Terrannce - Hard to know what was happening. It could even be there was a radio signal of some sort interfering with your receiver or the transmitter sent a bad signal. This latter happens to me early in a workout often when my skin is dry and it's windy or I'm going down a steep hill.

Terrance McKenzie

Hi Joe,
That is what I am beginning to think. At the time I should have thought more about what was happening and taken some notes but because I was worried I didn't 'research' it properly.As I felt no ill effects I think there must have been a reason not related to my heart. I have had AF before and felt terrible at the time so it wasn't that at all. Thanks.Terry

Ron George

Joe and others,

I've been cycling for 7 years and have had high heart rates all through this period. My anerobic efforts take me well past 200 if I see blood in my eyes. I've been able to capture a 5-10 bpm decrease in maximum between early season and mid season which is a good indicator to me. Several times, I'd wondered whether my body was made weird or I had an actual health condition. A ECG done with my heart doc concluded I'm absolutely fine and have great health.
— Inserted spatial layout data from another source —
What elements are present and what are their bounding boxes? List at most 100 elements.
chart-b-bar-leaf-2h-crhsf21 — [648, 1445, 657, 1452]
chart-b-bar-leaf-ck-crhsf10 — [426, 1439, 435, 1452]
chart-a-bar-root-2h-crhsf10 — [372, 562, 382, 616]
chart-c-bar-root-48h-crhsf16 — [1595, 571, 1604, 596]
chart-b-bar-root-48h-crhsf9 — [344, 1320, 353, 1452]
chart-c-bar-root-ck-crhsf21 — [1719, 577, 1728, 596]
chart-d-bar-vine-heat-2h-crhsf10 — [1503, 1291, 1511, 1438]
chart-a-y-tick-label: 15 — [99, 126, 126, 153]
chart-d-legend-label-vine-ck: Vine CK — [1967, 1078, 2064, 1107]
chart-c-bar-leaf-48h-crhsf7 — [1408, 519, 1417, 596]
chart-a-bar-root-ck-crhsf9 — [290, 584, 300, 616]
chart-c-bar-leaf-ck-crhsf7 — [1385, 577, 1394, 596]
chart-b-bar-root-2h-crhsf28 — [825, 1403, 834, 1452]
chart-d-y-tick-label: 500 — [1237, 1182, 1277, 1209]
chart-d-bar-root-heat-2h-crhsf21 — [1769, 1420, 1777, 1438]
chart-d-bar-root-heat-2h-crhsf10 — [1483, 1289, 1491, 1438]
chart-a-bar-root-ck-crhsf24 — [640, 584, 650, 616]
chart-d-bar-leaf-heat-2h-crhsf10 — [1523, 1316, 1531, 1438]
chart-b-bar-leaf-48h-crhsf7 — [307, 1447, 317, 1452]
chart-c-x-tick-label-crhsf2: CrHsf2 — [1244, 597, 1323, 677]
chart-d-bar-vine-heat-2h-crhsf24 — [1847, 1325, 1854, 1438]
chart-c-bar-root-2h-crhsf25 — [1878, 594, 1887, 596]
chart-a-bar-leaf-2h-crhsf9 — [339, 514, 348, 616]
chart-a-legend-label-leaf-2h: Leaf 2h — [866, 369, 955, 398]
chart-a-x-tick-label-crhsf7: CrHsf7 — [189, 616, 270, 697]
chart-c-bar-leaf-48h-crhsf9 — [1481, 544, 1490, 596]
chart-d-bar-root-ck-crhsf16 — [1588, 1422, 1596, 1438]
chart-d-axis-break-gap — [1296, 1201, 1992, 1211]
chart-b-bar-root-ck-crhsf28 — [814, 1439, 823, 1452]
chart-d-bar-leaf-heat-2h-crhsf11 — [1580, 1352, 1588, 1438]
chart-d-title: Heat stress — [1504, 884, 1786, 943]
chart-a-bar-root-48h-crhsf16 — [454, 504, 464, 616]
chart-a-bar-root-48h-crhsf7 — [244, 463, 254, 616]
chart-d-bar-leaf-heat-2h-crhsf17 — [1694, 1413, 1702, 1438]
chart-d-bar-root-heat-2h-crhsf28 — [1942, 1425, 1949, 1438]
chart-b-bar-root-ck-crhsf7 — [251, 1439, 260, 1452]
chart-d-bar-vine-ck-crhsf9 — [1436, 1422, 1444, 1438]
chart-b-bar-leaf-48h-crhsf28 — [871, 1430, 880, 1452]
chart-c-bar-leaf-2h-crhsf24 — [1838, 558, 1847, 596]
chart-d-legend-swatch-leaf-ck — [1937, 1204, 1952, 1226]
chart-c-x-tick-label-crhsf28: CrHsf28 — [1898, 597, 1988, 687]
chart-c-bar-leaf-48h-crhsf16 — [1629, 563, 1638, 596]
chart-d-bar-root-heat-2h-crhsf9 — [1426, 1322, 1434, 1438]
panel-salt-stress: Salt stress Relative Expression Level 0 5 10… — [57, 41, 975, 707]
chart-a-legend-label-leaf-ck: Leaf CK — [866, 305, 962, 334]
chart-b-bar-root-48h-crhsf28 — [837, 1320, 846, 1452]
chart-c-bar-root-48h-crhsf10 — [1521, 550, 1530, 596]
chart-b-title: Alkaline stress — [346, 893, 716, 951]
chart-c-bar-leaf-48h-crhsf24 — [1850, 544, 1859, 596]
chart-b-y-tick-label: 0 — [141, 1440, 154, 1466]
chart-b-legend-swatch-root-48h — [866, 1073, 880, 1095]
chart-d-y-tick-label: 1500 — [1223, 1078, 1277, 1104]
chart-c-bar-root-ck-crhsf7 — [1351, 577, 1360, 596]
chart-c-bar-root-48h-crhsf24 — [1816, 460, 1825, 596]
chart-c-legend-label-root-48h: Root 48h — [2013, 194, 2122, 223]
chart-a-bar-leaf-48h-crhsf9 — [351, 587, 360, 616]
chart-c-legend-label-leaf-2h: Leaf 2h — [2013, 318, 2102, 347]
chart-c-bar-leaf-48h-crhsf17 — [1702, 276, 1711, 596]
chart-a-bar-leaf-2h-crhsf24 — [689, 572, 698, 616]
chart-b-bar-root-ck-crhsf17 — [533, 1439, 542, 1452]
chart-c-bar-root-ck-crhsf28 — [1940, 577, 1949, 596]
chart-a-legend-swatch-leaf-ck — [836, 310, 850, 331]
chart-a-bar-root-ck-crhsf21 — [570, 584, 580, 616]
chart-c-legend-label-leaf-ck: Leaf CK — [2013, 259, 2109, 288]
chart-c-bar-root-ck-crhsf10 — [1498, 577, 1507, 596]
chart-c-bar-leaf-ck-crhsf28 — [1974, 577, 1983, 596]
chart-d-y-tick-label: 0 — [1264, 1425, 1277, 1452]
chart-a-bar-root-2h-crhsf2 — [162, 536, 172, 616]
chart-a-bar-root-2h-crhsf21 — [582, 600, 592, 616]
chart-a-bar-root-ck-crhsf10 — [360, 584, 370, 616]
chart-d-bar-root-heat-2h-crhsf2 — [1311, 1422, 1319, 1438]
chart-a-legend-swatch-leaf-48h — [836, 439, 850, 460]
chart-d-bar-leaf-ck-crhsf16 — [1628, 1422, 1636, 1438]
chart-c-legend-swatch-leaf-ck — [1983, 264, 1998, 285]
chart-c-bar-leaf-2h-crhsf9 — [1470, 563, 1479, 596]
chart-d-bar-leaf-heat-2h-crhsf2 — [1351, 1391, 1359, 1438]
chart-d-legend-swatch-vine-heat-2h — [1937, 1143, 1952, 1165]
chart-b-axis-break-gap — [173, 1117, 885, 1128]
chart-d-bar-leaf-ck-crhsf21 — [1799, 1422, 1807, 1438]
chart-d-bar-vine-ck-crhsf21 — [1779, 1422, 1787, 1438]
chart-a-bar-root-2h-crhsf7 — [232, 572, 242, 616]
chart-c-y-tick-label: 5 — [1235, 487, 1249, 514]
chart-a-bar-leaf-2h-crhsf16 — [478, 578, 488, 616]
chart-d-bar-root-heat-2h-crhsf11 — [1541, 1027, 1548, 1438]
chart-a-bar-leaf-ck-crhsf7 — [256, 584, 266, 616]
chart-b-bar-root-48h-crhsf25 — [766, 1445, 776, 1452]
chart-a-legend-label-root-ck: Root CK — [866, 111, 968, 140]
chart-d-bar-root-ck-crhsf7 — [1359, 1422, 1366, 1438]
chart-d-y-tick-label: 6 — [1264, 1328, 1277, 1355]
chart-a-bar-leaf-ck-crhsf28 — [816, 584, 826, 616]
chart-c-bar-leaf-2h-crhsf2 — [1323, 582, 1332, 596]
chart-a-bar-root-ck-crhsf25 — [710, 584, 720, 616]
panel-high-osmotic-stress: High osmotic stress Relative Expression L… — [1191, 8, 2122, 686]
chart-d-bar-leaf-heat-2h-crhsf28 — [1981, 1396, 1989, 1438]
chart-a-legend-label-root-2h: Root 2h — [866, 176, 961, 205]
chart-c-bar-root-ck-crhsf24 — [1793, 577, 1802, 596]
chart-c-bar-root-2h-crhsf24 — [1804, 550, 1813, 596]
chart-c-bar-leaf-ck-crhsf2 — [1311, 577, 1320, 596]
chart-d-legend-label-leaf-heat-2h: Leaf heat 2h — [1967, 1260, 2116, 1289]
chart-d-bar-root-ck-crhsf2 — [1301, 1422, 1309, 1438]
My resting HR is between 50 and 55.

This said, I think what this article could explore are those cases where even inspite of a lot of base miles, the athlete's body is preconditioned towards high heart rates even on a normal effort. Doesn't that mean the body is digging for resources from the fast burning energy sources? I find this very disturbing problem and not sure if I need to do a 360 degree re-thinking of my diet to mitigate this problem. I dont mind high heart rates but don't want it to rise as fast I experience. Some data would be interesting to see how athletes bpm's decrease as a function of training load, miles etc.

Lastly, how can a patient get a sense of what the diameter of his vessels and heart is? Is that a very special and costly procedure?

Joe Friel

Ron George - Those questions are best asked of a cardiologist, not a coach. Sorry I can't be of help here.

Tonysalaiz

I don't have a specific question but was wondering what your thoughts might be on what I consider an unusual pulse range. I've always been a good athlete when it comes to endurance sports, in particular cycling, running and boxing. I've measured my resting heart rate at about 50 bpm and sometimes as low as 42 bpm. I also have a higher than average maximum heart rate of about 205 bpm. I know this because several years ago when I was in peak condition, I set out to work to the point of "red line" to get an accurate sense of what my maximum rate actually is. I know it's probably not recommended, and I wouldn't attempt this anymore but started by running a two mile "warmup" and then running .25 mile intervals at maximum effort. My heart rate seemed to reach a peak of 205 bpm after my seventh and eighth interval.